Environmental coexistence

The root of the problem, however, is the mindset of both Palestinians and Israelis who stubbornly refuse to cooperate freely on everyday issues such as sewage treatment.

Palestinians place sandbags as they try to prevent rain water from flooding their house following heavy rain in Gaza City November 27 (photo credit: REUTERS)
Palestinians place sandbags as they try to prevent rain water from flooding their house following heavy rain in Gaza City November 27
(photo credit: REUTERS)
Every year around olive harvest season a certain ritual is repeated: Palestinian olive growers release immense quantities of refuse into the Nablus River, which connects to Nahal Alexander. The Nahal is polluted and there is much hand-wringing. This year the damage caused by the pollution was particularly severe and thousands of fish died, the rankness of their decomposing bodies filling the air. The cost of cleaning up Nahal Alexander is estimated at millions of shekels.
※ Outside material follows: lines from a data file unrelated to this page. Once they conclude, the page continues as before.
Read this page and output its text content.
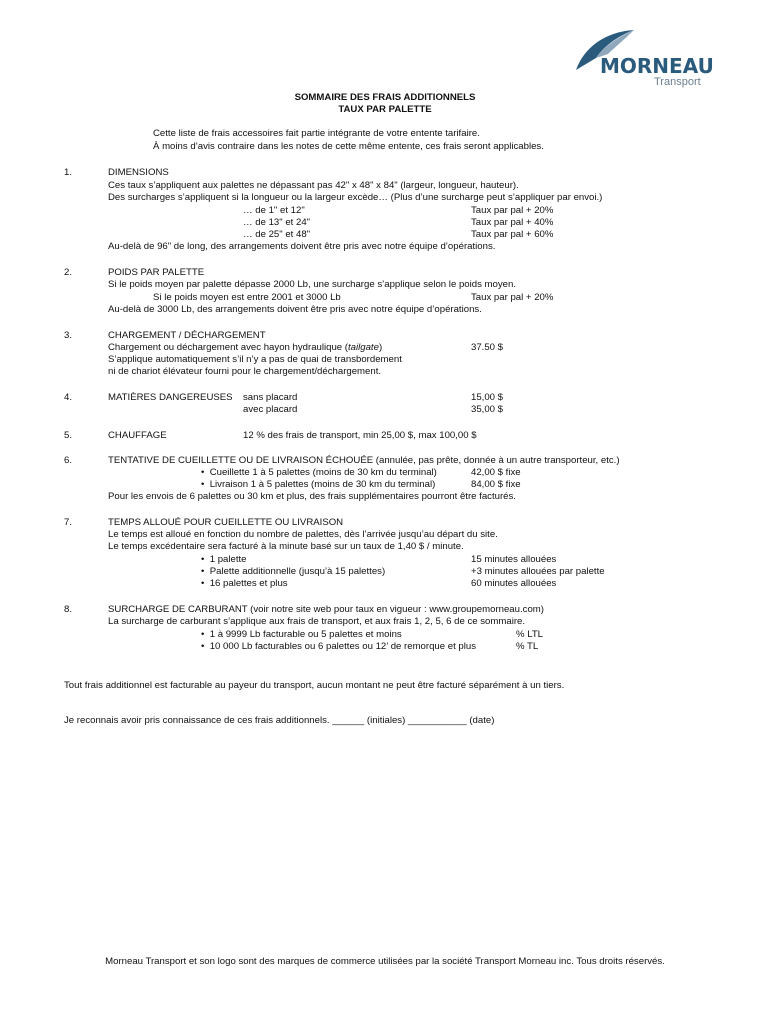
MORNEAU
Transport
SOMMAIRE DES FRAIS ADDITIONNELS
TAUX PAR PALETTE
Cette liste de frais accessoires fait partie intégrante de votre entente tarifaire.
À moins d’avis contraire dans les notes de cette même entente, ces frais seront applicables.
1.	DIMENSIONS
Ces taux s’appliquent aux palettes ne dépassant pas 42" x 48" x 84" (largeur, longueur, hauteur).
Des surcharges s’appliquent si la longueur ou la largeur excède… (Plus d’une surcharge peut s’appliquer par envoi.)
… de 1" et 12"	Taux par pal + 20%
… de 13" et 24"	Taux par pal + 40%
… de 25" et 48"	Taux par pal + 60%
Au-delà de 96" de long, des arrangements doivent être pris avec notre équipe d’opérations.
2.	POIDS PAR PALETTE
Si le poids moyen par palette dépasse 2000 Lb, une surcharge s’applique selon le poids moyen.
Si le poids moyen est entre 2001 et 3000 Lb	Taux par pal + 20%
Au-delà de 3000 Lb, des arrangements doivent être pris avec notre équipe d’opérations.
3.	CHARGEMENT / DÉCHARGEMENT
Chargement ou déchargement avec hayon hydraulique (tailgate)	37.50 $
S’applique automatiquement s’il n’y a pas de quai de transbordement
ni de chariot élévateur fourni pour le chargement/déchargement.
4.	MATIÈRES DANGEREUSES sans placard	15,00 $
avec placard	35,00 $
5.	CHAUFFAGE	12 % des frais de transport, min 25,00 $, max 100,00 $
6.	TENTATIVE DE CUEILLETTE OU DE LIVRAISON ÉCHOUÉE (annulée, pas prête, donnée à un autre transporteur, etc.)
•  Cueillette 1 à 5 palettes (moins de 30 km du terminal)	42,00 $ fixe
•  Livraison 1 à 5 palettes (moins de 30 km du terminal)	84,00 $ fixe
Pour les envois de 6 palettes ou 30 km et plus, des frais supplémentaires pourront être facturés.
7.	TEMPS ALLOUÉ POUR CUEILLETTE OU LIVRAISON
Le temps est alloué en fonction du nombre de palettes, dès l’arrivée jusqu’au départ du site.
Le temps excédentaire sera facturé à la minute basé sur un taux de 1,40 $ / minute.
•  1 palette	15 minutes allouées
•  Palette additionnelle (jusqu’à 15 palettes)	+3 minutes allouées par palette
•  16 palettes et plus	60 minutes allouées
8.	SURCHARGE DE CARBURANT (voir notre site web pour taux en vigueur : www.groupemorneau.com)
La surcharge de carburant s’applique aux frais de transport, et aux frais 1, 2, 5, 6 de ce sommaire.
•  1 à 9999 Lb facturable ou 5 palettes et moins	% LTL
•  10 000 Lb facturables ou 6 palettes ou 12’ de remorque et plus	% TL
Tout frais additionnel est facturable au payeur du transport, aucun montant ne peut être facturé séparément à un tiers.
Je reconnais avoir pris connaissance de ces frais additionnels. ______ (initiales) ___________ (date)
Morneau Transport et son logo sont des marques de commerce utilisées par la société Transport Morneau inc. Tous droits réservés.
Compounding the frustration is that all of this could have been avoided.
According to Gidon Bromberg, Israel director of Eco- Peace Middle East – a joint Israeli-Jordanian-Palestinian organization that has been dealing with regional water and environment issues for the past two decades – it would have cost the government a few hundred-thousand shekels to prevent the olive refuse from being dumped in the river. The Ministry of Environmental Protection and the Civil Administration could have simply collected the refuse from the Palestinians, and trucked it across the Green Line to have it disposed in a safe way.
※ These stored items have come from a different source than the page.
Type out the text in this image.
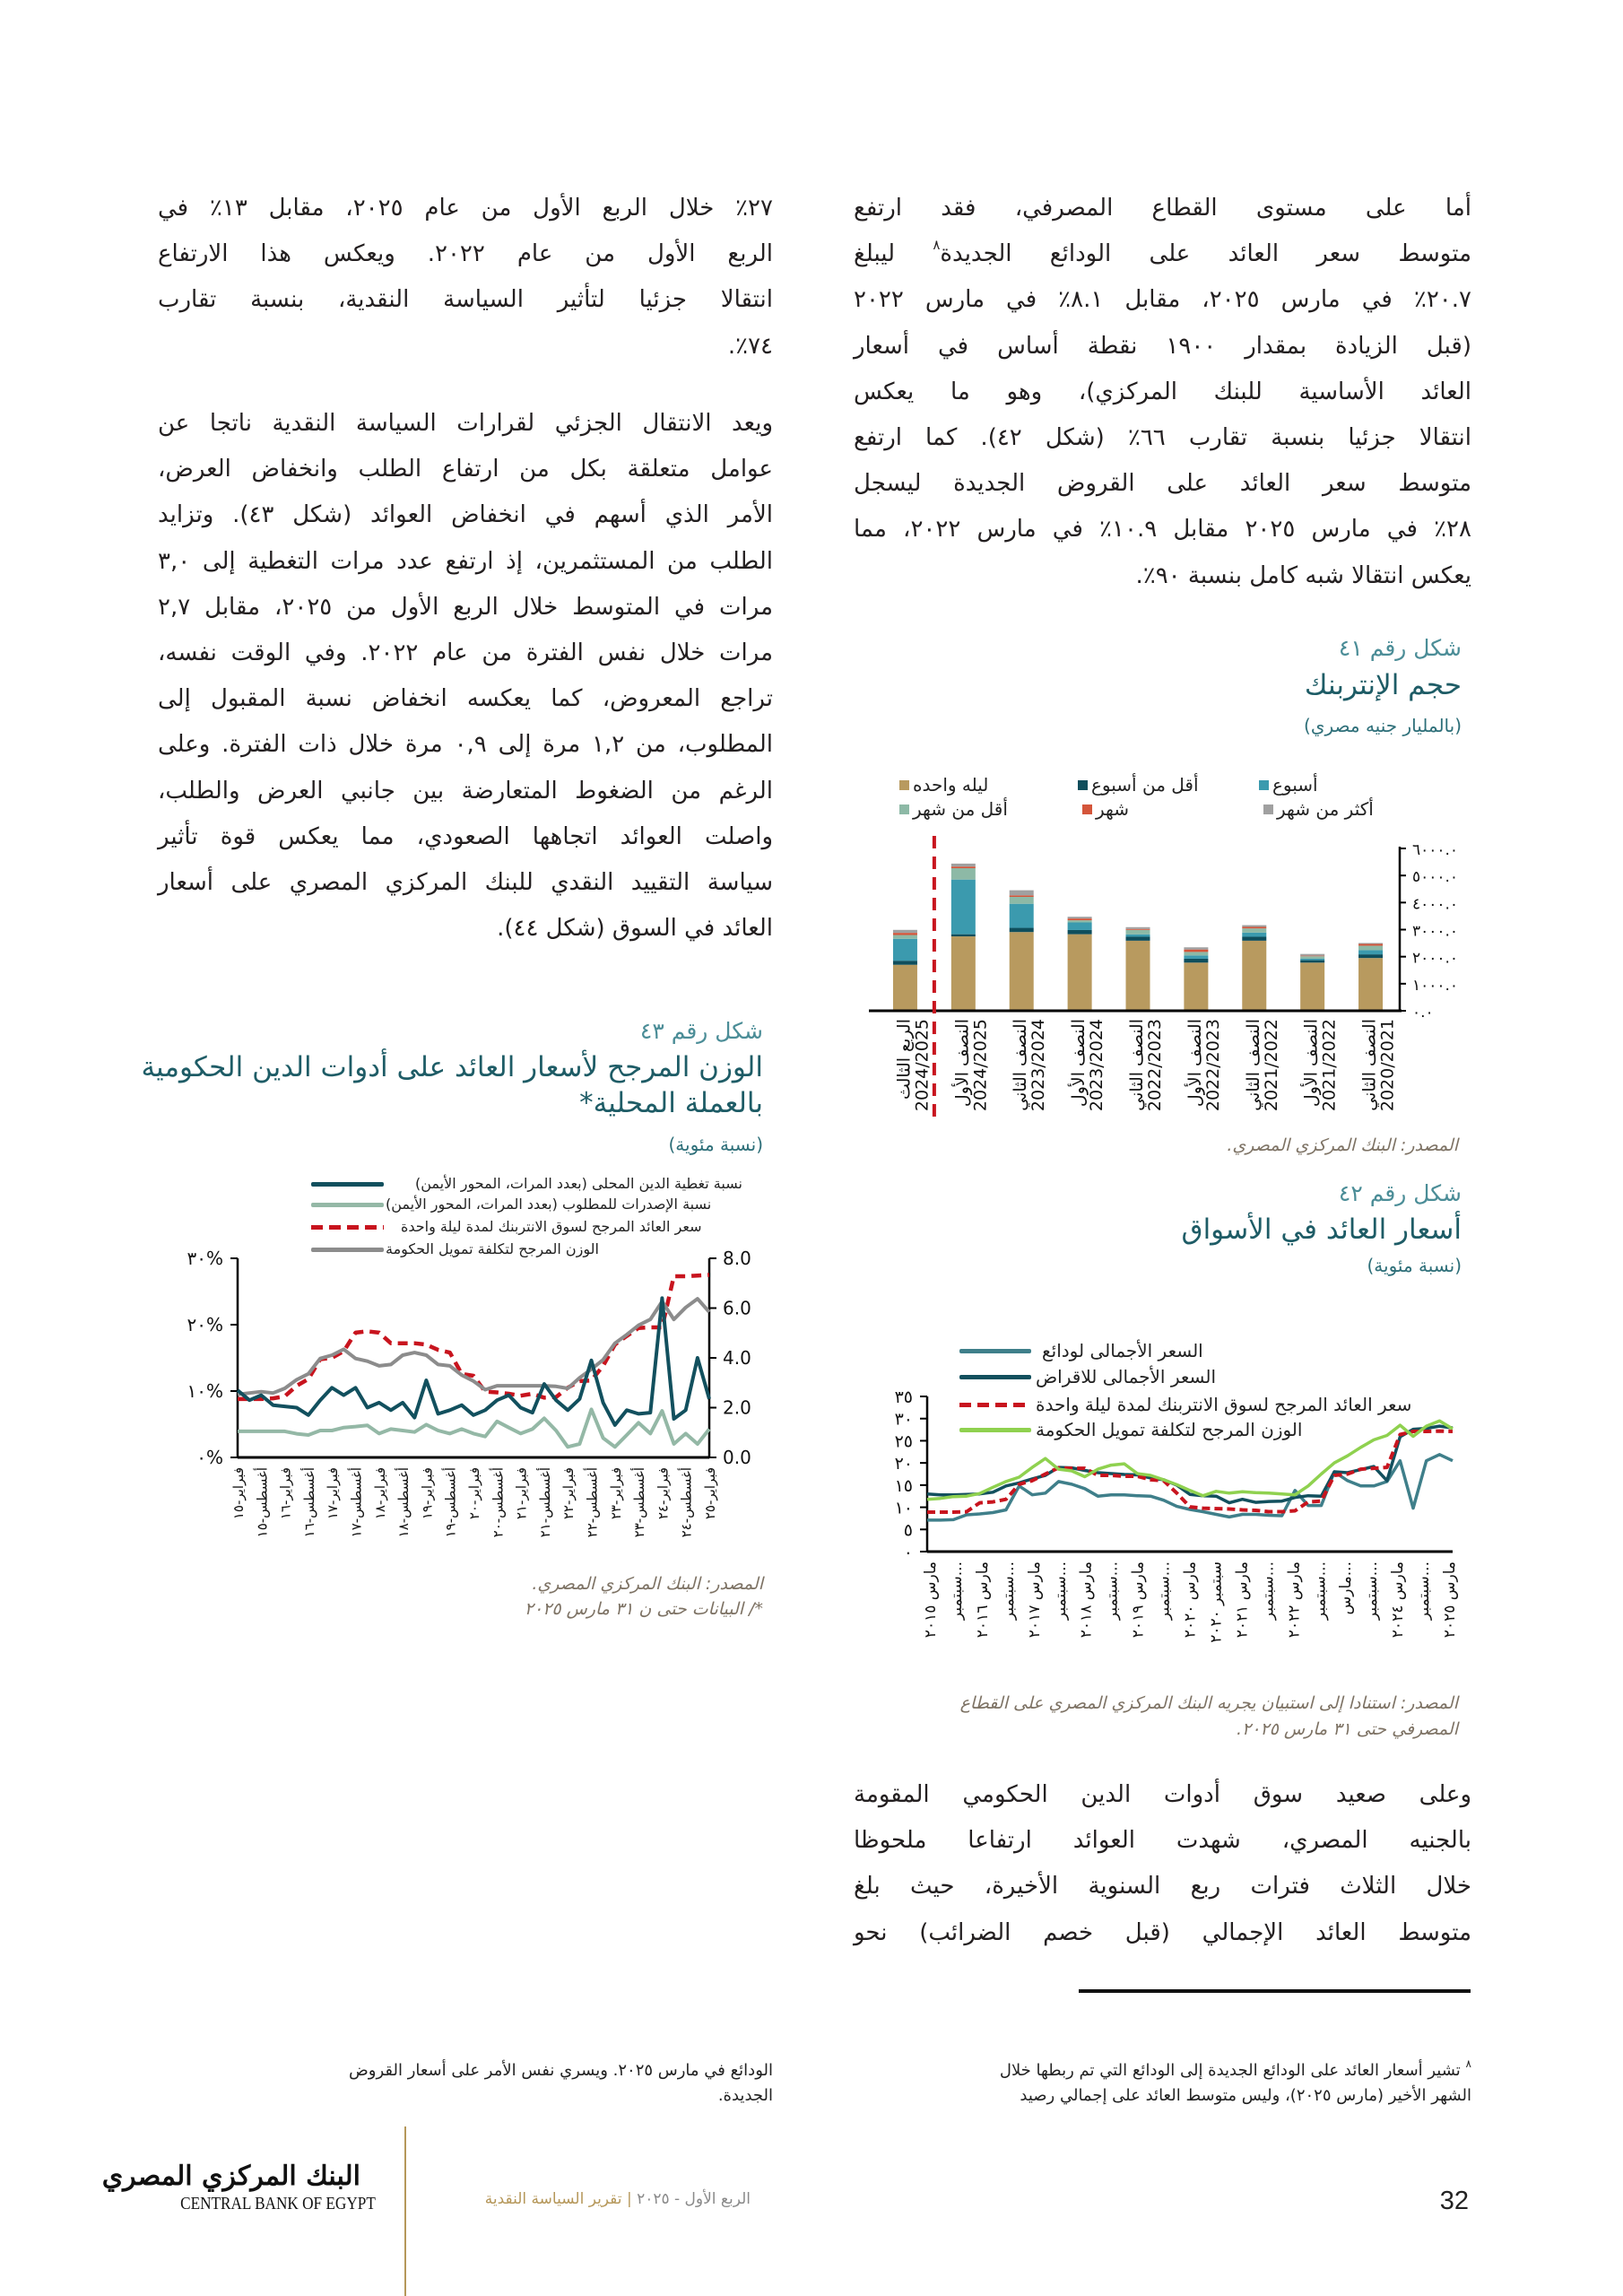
أما على مستوى القطاع المصرفي، فقد ارتفع
متوسط سعر العائد على الودائع الجديدة$^٨$ ليبلغ
٢٠.٧٪ في مارس ٢٠٢٥، مقابل ٨.١٪ في مارس ٢٠٢٢
(قبل الزيادة بمقدار ١٩٠٠ نقطة أساس في أسعار
العائد الأساسية للبنك المركزي)، وهو ما يعكس
انتقالا جزئيا بنسبة تقارب ٦٦٪ (شكل ٤٢). كما ارتفع
متوسط سعر العائد على القروض الجديدة ليسجل
٢٨٪ في مارس ٢٠٢٥ مقابل ١٠.٩٪ في مارس ٢٠٢٢، مما
يعكس انتقالا شبه كامل بنسبة ٩٠٪.
٢٧٪ خلال الربع الأول من عام ٢٠٢٥، مقابل ١٣٪ في
الربع الأول من عام ٢٠٢٢. ويعكس هذا الارتفاع
انتقالا جزئيا لتأثير السياسة النقدية، بنسبة تقارب
٧٤٪.
ويعد الانتقال الجزئي لقرارات السياسة النقدية ناتجا عن
عوامل متعلقة بكل من ارتفاع الطلب وانخفاض العرض،
الأمر الذي أسهم في انخفاض العوائد (شكل ٤٣). وتزايد
الطلب من المستثمرين، إذ ارتفع عدد مرات التغطية إلى ٣,٠
مرات في المتوسط خلال الربع الأول من ٢٠٢٥، مقابل ٢,٧
مرات خلال نفس الفترة من عام ٢٠٢٢. وفي الوقت نفسه،
تراجع المعروض، كما يعكسه انخفاض نسبة المقبول إلى
المطلوب، من ١,٢ مرة إلى ٠,٩ مرة خلال ذات الفترة. وعلى
الرغم من الضغوط المتعارضة بين جانبي العرض والطلب،
واصلت العوائد اتجاهها الصعودي، مما يعكس قوة تأثير
سياسة التقييد النقدي للبنك المركزي المصري على أسعار
العائد في السوق (شكل ٤٤).
شكل رقم ٤١
حجم الإنتربنك
(بالمليار جنيه مصري)
أسبوع
أقل من أسبوع
ليله واحده
أكثر من شهر
شهر
أقل من شهر
الربع الثالث
2024/2025 النصف الأول
2024/2025 النصف الثاني
2023/2024 النصف الأول
2023/2024 النصف الثاني
2022/2023 النصف الأول
2022/2023 النصف الثاني
2021/2022 النصف الأول
2021/2022 النصف الثاني
2020/2021
٠.٠
١٠٠٠.٠
٢٠٠٠.٠
٣٠٠٠.٠
٤٠٠٠.٠
٥٠٠٠.٠
٦٠٠٠.٠
المصدر: البنك المركزي المصري.
شكل رقم ٤٢
أسعار العائد في الأسواق
(نسبة مئوية)
٠
٥
١٠
١٥
٢٠
٢٥
٣٠
٣٥
مارس ٢٠١٥ سبتمبر...
مارس ٢٠١٦ سبتمبر...
مارس ٢٠١٧ سبتمبر...
مارس ٢٠١٨ سبتمبر...
مارس ٢٠١٩ سبتمبر...
مارس ٢٠٢٠
سبتمبر ٢٠٢٠
مارس ٢٠٢١ سبتمبر...
مارس ٢٠٢٢ سبتمبر...
مارس...
سبتمبر...
مارس ٢٠٢٤ سبتمبر...
مارس ٢٠٢٥
السعر الأجمالى لودائع
السعر الأجمالى للاقراض
سعر العائد المرجح لسوق الانتربنك لمدة ليلة واحدة
الوزن المرجح لتكلفة تمويل الحكومة
المصدر: استنادا إلى استبيان يجريه البنك المركزي المصري على القطاع
المصرفي حتى ٣١ مارس ٢٠٢٥.
شكل رقم ٤٣
الوزن المرجح لأسعار العائد على أدوات الدين الحكومية
بالعملة المحلية*
(نسبة مئوية)
نسبة تغطية الدين المحلى (بعدد المرات، المحور الأيمن)
نسبة الإصدرات للمطلوب (بعدد المرات، المحور الأيمن)
سعر العائد المرجح لسوق الانتربنك لمدة ليلة واحدة
الوزن المرجح لتكلفة تمويل الحكومة
٠%
١٠%
٢٠%
٣٠%
0.0
2.0
4.0
6.0
8.0
فبراير-١٥
أغسطس-١٥ فبراير-١٦
أغسطس-١٦ فبراير-١٧
أغسطس-١٧ فبراير-١٨
أغسطس-١٨ فبراير-١٩
أغسطس-١٩ فبراير-٢٠
أغسطس-٢٠ فبراير-٢١
أغسطس-٢١ فبراير-٢٢
أغسطس-٢٢ فبراير-٢٣
أغسطس-٢٣ فبراير-٢٤
أغسطس-٢٤ فبراير-٢٥
المصدر: البنك المركزي المصري.
*/ البيانات حتى ن ٣١ مارس ٢٠٢٥
وعلى صعيد سوق أدوات الدين الحكومي المقومة
بالجنيه المصري، شهدت العوائد ارتفاعا ملحوظا
خلال الثلاث فترات ربع السنوية الأخيرة، حيث بلغ
متوسط العائد الإجمالي (قبل خصم الضرائب) نحو
$^٨$ تشير أسعار العائد على الودائع الجديدة إلى الودائع التي تم ربطها خلال
الشهر الأخير (مارس ٢٠٢٥)، وليس متوسط العائد على إجمالي رصيد
الودائع في مارس ٢٠٢٥. ويسري نفس الأمر على أسعار القروض
الجديدة.
البنك المركزي المصري
CENTRAL BANK OF EGYPT	الربع الأول - ٢٠٢٥ | تقرير السياسة النقدية	32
The root of the problem, however, is the mindset of both Palestinians and Israelis who stubbornly refuse to cooperate freely on everyday issues such as sewage treatment, until all final-status matters have been solved between the sides. In the meantime, both Israelis and Palestinians suffer from this “all or nothing” approach.
Ostensibly, Israelis and Palestinians interact within frameworks set up under the aegis of the Oslo Accords, such as the Joint Water Committee. But these frameworks, which were designed to last at most five years until the sides solved their differences, are marred with bureaucracy.
Palestinians resist cooperating with Israelis because they see this as a means of perpetuating and even legitimizing the Jewish state. Israel, meanwhile, has security concerns, albeit legitimate, which often harms the possibility for cooperation.
Israelis blame the Palestinians for disposing of their sewage in an irresponsible way, while at the same time imposing constraints on the construction of sewage treatment plants.
Palestinians blame Israelis for denying them the autonomy to treat their sewage, while creating a political atmosphere in which real dialogue and coexistence is impossible.
The time has come for a paradigm switch. Israelis and Palestinians must begin to realize that they are both responsible for one another as neighbors.
When a Palestinian factory in Hebron dumps its pollution in an irresponsible way, it has ramifications for both Palestinians and Israelis. The crisis in Gaza, which includes inadequate sewage treatment due to a lack of electricity, not only affects Gazans, it also has a negative impact on the beaches of Ashkelon.
Similarly, what olive growers have been doing with their olive waste in recent weeks has a direct impact on the beaches near Netanya.
There are no signs Israelis and Palestinians are getting closer to a peace settlement. If anything, the opposite is true. Hamas remains strong on the Palestinian street; the Palestinian leadership is split between the West Bank and Gaza; there have been no Palestinian elections on a national level in a decade; Palestinian incitement continues unabated.
But the failure to reach a final-status peace arrangement with the Palestinians should not prevent both sides from cooperating on matters of mutual interest, such as the environment.
The longer the sides postpone such cooperation, the greater the danger to the environment – on both sides of the Green Line. If Palestinians and Israelis can work together on issues such as sewage treatment, perhaps this will lead to cooperation in other fields as well such as trade, labor and infrastructure.
Over time, a “bottom up” approach might even lead to dialogue on the diplomatic level. Even if it does not, both sides will benefit from a cleaner, less polluted environment.